Auf mehrere Zehntausend Euro hat die Kirchengemeinde schon bei ihren Preisvorstellungen verzichtet. Für alle Immobilien gibt es Wertgutachten. Die Kaufangebote liegen bis zu 50 000 Euro unter den Gutachter-Empfehlungen. So gibt es ein Gemeindezentrum für knapp 150 000 Euro oder ein Zweifamilienhaus für 130 000 Euro. Allen Gebäuden gemein ist die Riesenfläche: zwischen 147 und fast 300 Quadratmetern nebst Grundstücken.

Doch das Interesse hält sich aus verschiedenen Gründen in Grenzen: Etwa zehn Interessenten habe sie durch das Pfarrhaus im Mühlendorf geführt, berichtet Karin Thomas. Ein Kauf scheiterte an Bau-Gesetzen. Wer die Nutzung eines Gebäudes ändert - also beispielsweise Wohnraum in Büros umwandelt - der muss eine ganz neue Baugenehmigung haben.

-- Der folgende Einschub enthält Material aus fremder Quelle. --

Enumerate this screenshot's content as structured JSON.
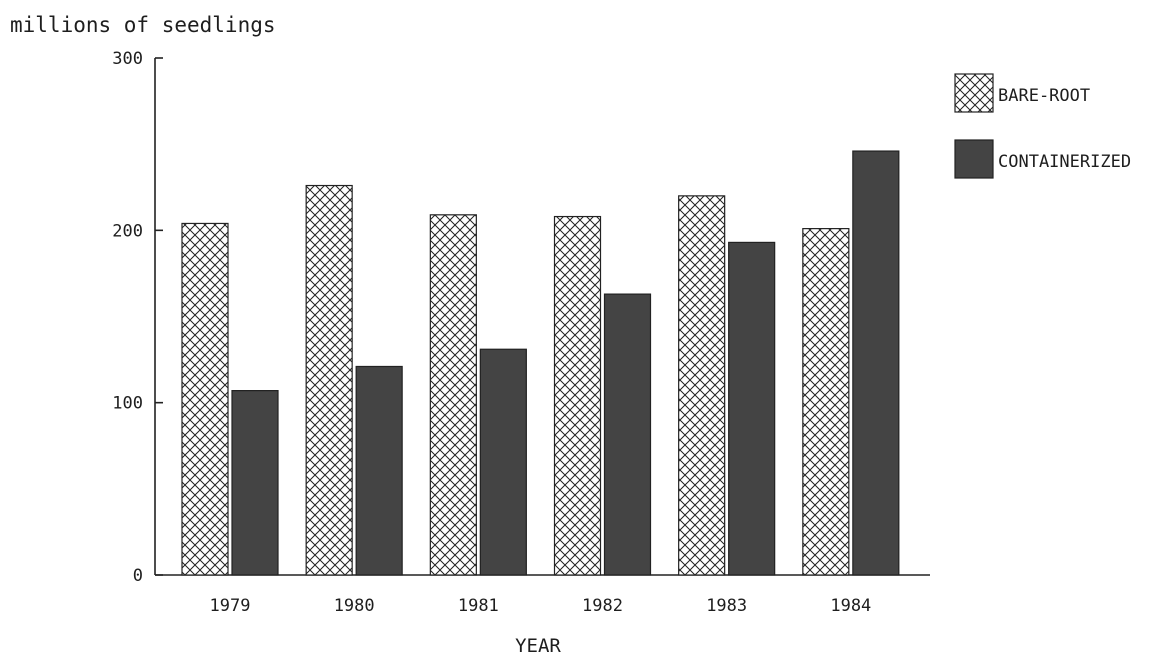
{
  "chart_data": {
    "type": "bar",
    "title": "",
    "xlabel": "YEAR",
    "ylabel": "millions of seedlings",
    "ylim": [
      0,
      300
    ],
    "yticks": [
      0,
      100,
      200,
      300
    ],
    "categories": [
      "1979",
      "1980",
      "1981",
      "1982",
      "1983",
      "1984"
    ],
    "series": [
      {
        "name": "BARE-ROOT",
        "pattern": "crosshatch",
        "color": "#ffffff",
        "values": [
          204,
          226,
          209,
          208,
          220,
          201
        ]
      },
      {
        "name": "CONTAINERIZED",
        "pattern": "solid",
        "color": "#444444",
        "values": [
          107,
          121,
          131,
          163,
          193,
          246
        ]
      }
    ],
    "legend": "right",
    "grid": false
  }
}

Richtlinien und Rahmenbedingungen engen die Gemeinde ein. Eng baulich mit dem Gemeindezentrum Rahmede ist der Kindergarten verbunden. Selbst eine Wiederbelebung des Kindergartens im Mühlendorf sieht Karin Thomas skeptisch: Für einen „neuen” Kindergarten an dieser Stelle würden ganz andere Rahmenbedingungen gelten - auch dank Kibiz. Aber die Raumzuschnitte böten durchaus interessante Möglichkeiten, findet die Kirchengemeinde.